When you take the microservices route, you’ll quickly end up running a big variety of services — all preferably with multiple instances. But when you grow the number of services and instances over time, you’ll eventually end up with a situation where a user request will arrive in your brokering service — sometimes also called a BFF — , which then needs to contact a variety of services, sometimes even in a nested fashion. We’ll discuss the details on how we do this at Magnet.me in another post. But as you can imagine it’s important that you build some kind of logging mechanism for internal requests belonging to the same user request. If not you’ll never know why a certain request is timing out, or returns a generic
500 Server Error .
To deal with this in our stack, we chose Zipkin a couple of years ago. This means that when a user request enters our infrastructure, it’s assigned a unique trace ID. This trace ID is passed along through every internal request to downstream services. Every internal client, and internal service, registers their outgoing and incoming requests with that trace ID to Zipkin. This allows Zipkin to know which internal requests belong to which user request, and produces an easy to read interactive graph, allowing you to easily pinpoint any issues for any given user request.

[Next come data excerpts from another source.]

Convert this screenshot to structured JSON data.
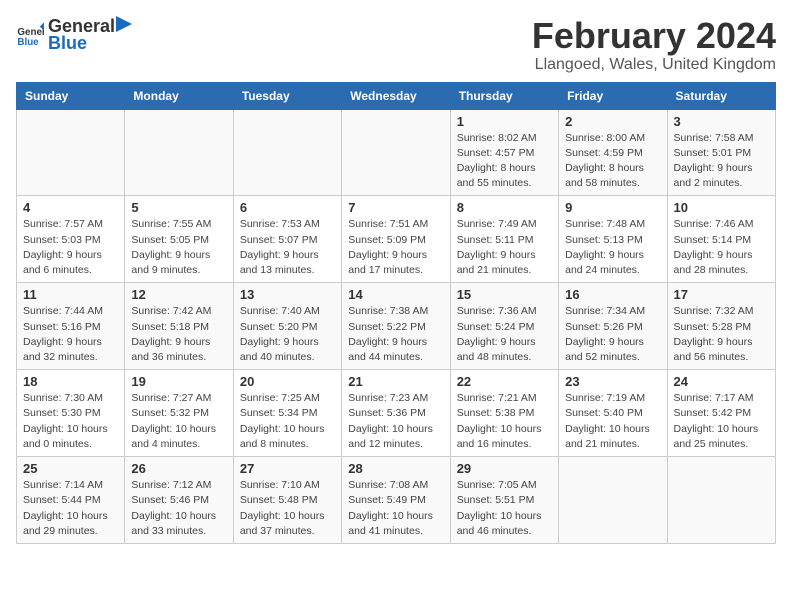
{
  "header": {
    "logo_general": "General",
    "logo_blue": "Blue",
    "title": "February 2024",
    "subtitle": "Llangoed, Wales, United Kingdom"
  },
  "days_of_week": [
    "Sunday",
    "Monday",
    "Tuesday",
    "Wednesday",
    "Thursday",
    "Friday",
    "Saturday"
  ],
  "weeks": [
    [
      {
        "day": "",
        "content": ""
      },
      {
        "day": "",
        "content": ""
      },
      {
        "day": "",
        "content": ""
      },
      {
        "day": "",
        "content": ""
      },
      {
        "day": "1",
        "content": "Sunrise: 8:02 AM\nSunset: 4:57 PM\nDaylight: 8 hours\nand 55 minutes."
      },
      {
        "day": "2",
        "content": "Sunrise: 8:00 AM\nSunset: 4:59 PM\nDaylight: 8 hours\nand 58 minutes."
      },
      {
        "day": "3",
        "content": "Sunrise: 7:58 AM\nSunset: 5:01 PM\nDaylight: 9 hours\nand 2 minutes."
      }
    ],
    [
      {
        "day": "4",
        "content": "Sunrise: 7:57 AM\nSunset: 5:03 PM\nDaylight: 9 hours\nand 6 minutes."
      },
      {
        "day": "5",
        "content": "Sunrise: 7:55 AM\nSunset: 5:05 PM\nDaylight: 9 hours\nand 9 minutes."
      },
      {
        "day": "6",
        "content": "Sunrise: 7:53 AM\nSunset: 5:07 PM\nDaylight: 9 hours\nand 13 minutes."
      },
      {
        "day": "7",
        "content": "Sunrise: 7:51 AM\nSunset: 5:09 PM\nDaylight: 9 hours\nand 17 minutes."
      },
      {
        "day": "8",
        "content": "Sunrise: 7:49 AM\nSunset: 5:11 PM\nDaylight: 9 hours\nand 21 minutes."
      },
      {
        "day": "9",
        "content": "Sunrise: 7:48 AM\nSunset: 5:13 PM\nDaylight: 9 hours\nand 24 minutes."
      },
      {
        "day": "10",
        "content": "Sunrise: 7:46 AM\nSunset: 5:14 PM\nDaylight: 9 hours\nand 28 minutes."
      }
    ],
    [
      {
        "day": "11",
        "content": "Sunrise: 7:44 AM\nSunset: 5:16 PM\nDaylight: 9 hours\nand 32 minutes."
      },
      {
        "day": "12",
        "content": "Sunrise: 7:42 AM\nSunset: 5:18 PM\nDaylight: 9 hours\nand 36 minutes."
      },
      {
        "day": "13",
        "content": "Sunrise: 7:40 AM\nSunset: 5:20 PM\nDaylight: 9 hours\nand 40 minutes."
      },
      {
        "day": "14",
        "content": "Sunrise: 7:38 AM\nSunset: 5:22 PM\nDaylight: 9 hours\nand 44 minutes."
      },
      {
        "day": "15",
        "content": "Sunrise: 7:36 AM\nSunset: 5:24 PM\nDaylight: 9 hours\nand 48 minutes."
      },
      {
        "day": "16",
        "content": "Sunrise: 7:34 AM\nSunset: 5:26 PM\nDaylight: 9 hours\nand 52 minutes."
      },
      {
        "day": "17",
        "content": "Sunrise: 7:32 AM\nSunset: 5:28 PM\nDaylight: 9 hours\nand 56 minutes."
      }
    ],
    [
      {
        "day": "18",
        "content": "Sunrise: 7:30 AM\nSunset: 5:30 PM\nDaylight: 10 hours\nand 0 minutes."
      },
      {
        "day": "19",
        "content": "Sunrise: 7:27 AM\nSunset: 5:32 PM\nDaylight: 10 hours\nand 4 minutes."
      },
      {
        "day": "20",
        "content": "Sunrise: 7:25 AM\nSunset: 5:34 PM\nDaylight: 10 hours\nand 8 minutes."
      },
      {
        "day": "21",
        "content": "Sunrise: 7:23 AM\nSunset: 5:36 PM\nDaylight: 10 hours\nand 12 minutes."
      },
      {
        "day": "22",
        "content": "Sunrise: 7:21 AM\nSunset: 5:38 PM\nDaylight: 10 hours\nand 16 minutes."
      },
      {
        "day": "23",
        "content": "Sunrise: 7:19 AM\nSunset: 5:40 PM\nDaylight: 10 hours\nand 21 minutes."
      },
      {
        "day": "24",
        "content": "Sunrise: 7:17 AM\nSunset: 5:42 PM\nDaylight: 10 hours\nand 25 minutes."
      }
    ],
    [
      {
        "day": "25",
        "content": "Sunrise: 7:14 AM\nSunset: 5:44 PM\nDaylight: 10 hours\nand 29 minutes."
      },
      {
        "day": "26",
        "content": "Sunrise: 7:12 AM\nSunset: 5:46 PM\nDaylight: 10 hours\nand 33 minutes."
      },
      {
        "day": "27",
        "content": "Sunrise: 7:10 AM\nSunset: 5:48 PM\nDaylight: 10 hours\nand 37 minutes."
      },
      {
        "day": "28",
        "content": "Sunrise: 7:08 AM\nSunset: 5:49 PM\nDaylight: 10 hours\nand 41 minutes."
      },
      {
        "day": "29",
        "content": "Sunrise: 7:05 AM\nSunset: 5:51 PM\nDaylight: 10 hours\nand 46 minutes."
      },
      {
        "day": "",
        "content": ""
      },
      {
        "day": "",
        "content": ""
      }
    ]
  ]
}
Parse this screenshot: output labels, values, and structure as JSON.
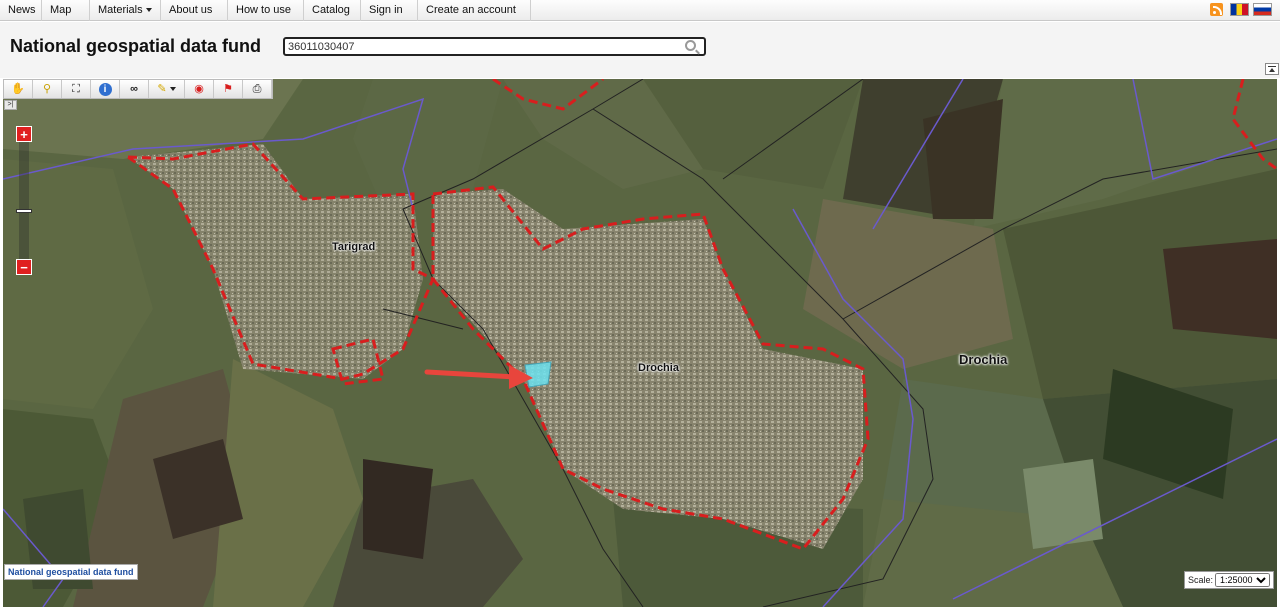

Although you can search for a specific trace in Zipkin’s UI fairly easy, we also expose the trace ID in a HTTP header when answering the user request. That way it’s easier to look that specific trace up, if you come across an anomaly in the logs, or in your own browser.
We have since also started tracing operations on our Elasticsearch cluster as well as operations on Redis instances. This can give a very detailed view of what actually happens when a user request is processed. In turn this may also lead you to the understanding that some fan-outs have simply gotten too big, and may need some optimization.
We hope this gave you a nice peek into some of the core principles that shaped our stack and infrastructure over the years. Although the bulk of this work was done in 2015 and 2016, much of it is still very relevant, and we see no reason to change anything.
If we had to build Magnet.me from scratch today, we might not pick the exact same tools, but the principles we followed are still sound and we’d probably follow those again.